We touch the suffering inside of ourselves to find compassion for ourselves and for others.

Usually when I am having trouble finding compassion for someone else, it’s because I’m working harder to ignore that we have a shared pain, or if I acknowledge that pain, I want to pretend that I’m not affected by it.

When we understand our own suffering, we understand the suffering of others.

He talked about being in touch with our bodies. A lot of this was sound advice regarding not trying to run away from suffering, recognizing and nurturing our physical selves, and being aware of the miracle of life and living in any circumstance.

To be alive and to be mopping the floor is a joy.

He also compared eating meat to eating our own children, said that video games were poison, and recommended that people who live in bad neighborhoods move out of them (as if I hadn’t thought of that!).

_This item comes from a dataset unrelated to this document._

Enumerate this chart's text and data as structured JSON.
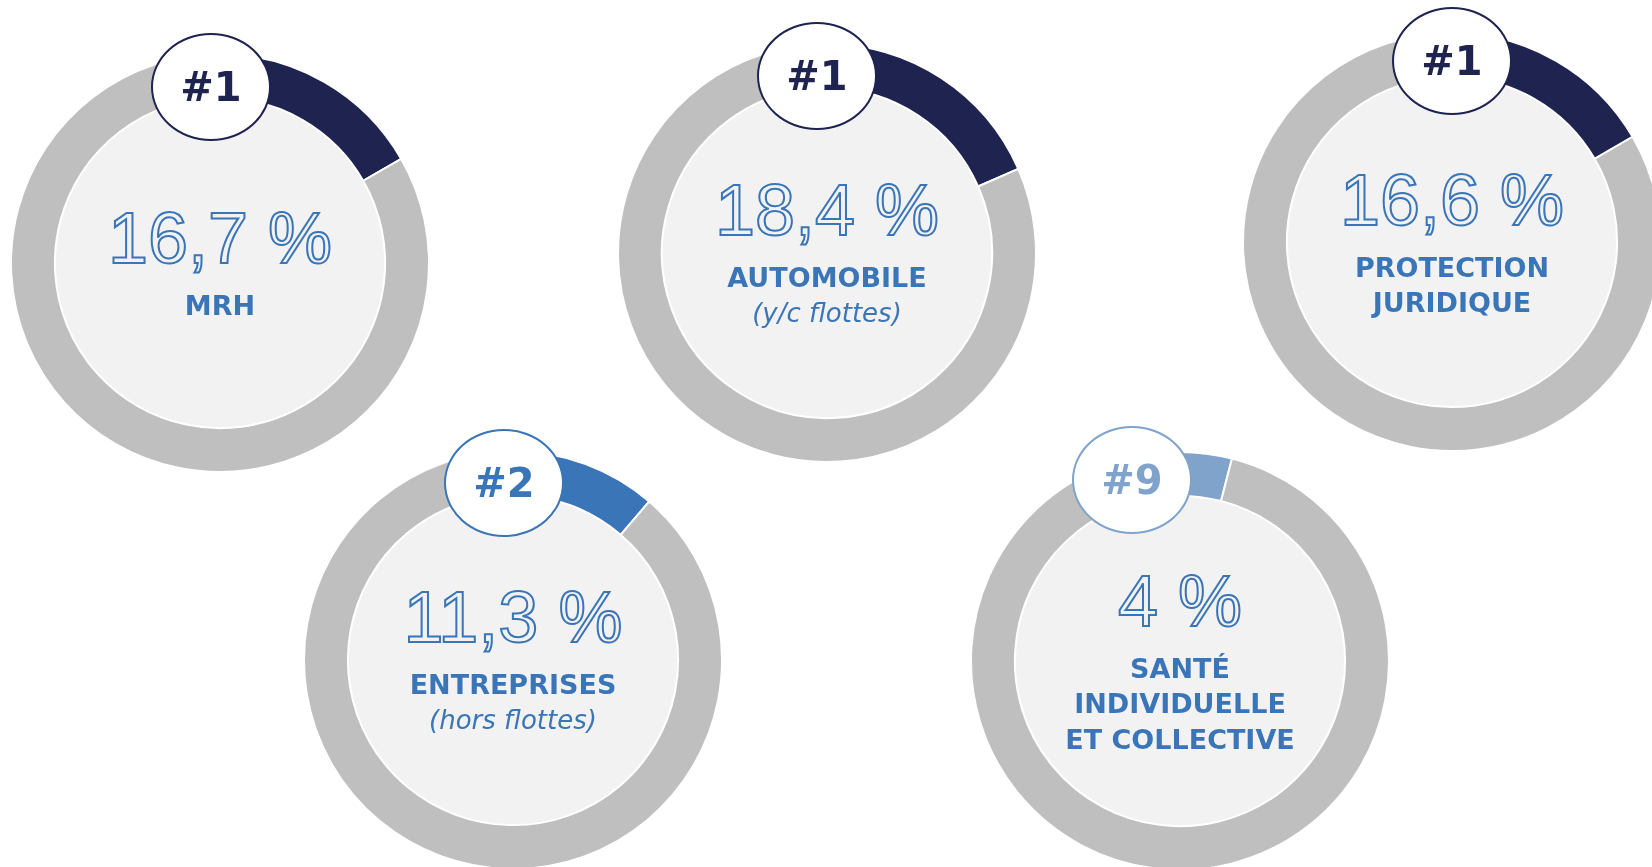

Two things dear to my heart and one thing vital to my circumstances.

I feel like saying that compassion and deep breathing is all well and good for the expensively dressed upper middle class crowd at the Pasadena Civic Auditorium, but I’ll call master Hanh for diet advice next time he finds himself in a Food 4 Less with his last $20 and a month of eating stretched out before him. Because I’ve been there. I also tried to be a vegetarian for six years and I got very sick for my troubles. I eat what’s available to eat. I live where my money can buy me shelter, and at the end of all that, if I want to unload virtual hell on alien cranium I fucking will.

It was very nice to sit and listen to this man’s perspective. I’m of an opinion that, in general, older people should always be listened to, especially if they come from far away. I enjoyed his take on suffering and mindfulness. But I think that perhaps this is a rich man’s game. One I look forward to playing someday.

In trying to escape suffering, in fear of it or anger over it, we create more for ourselves.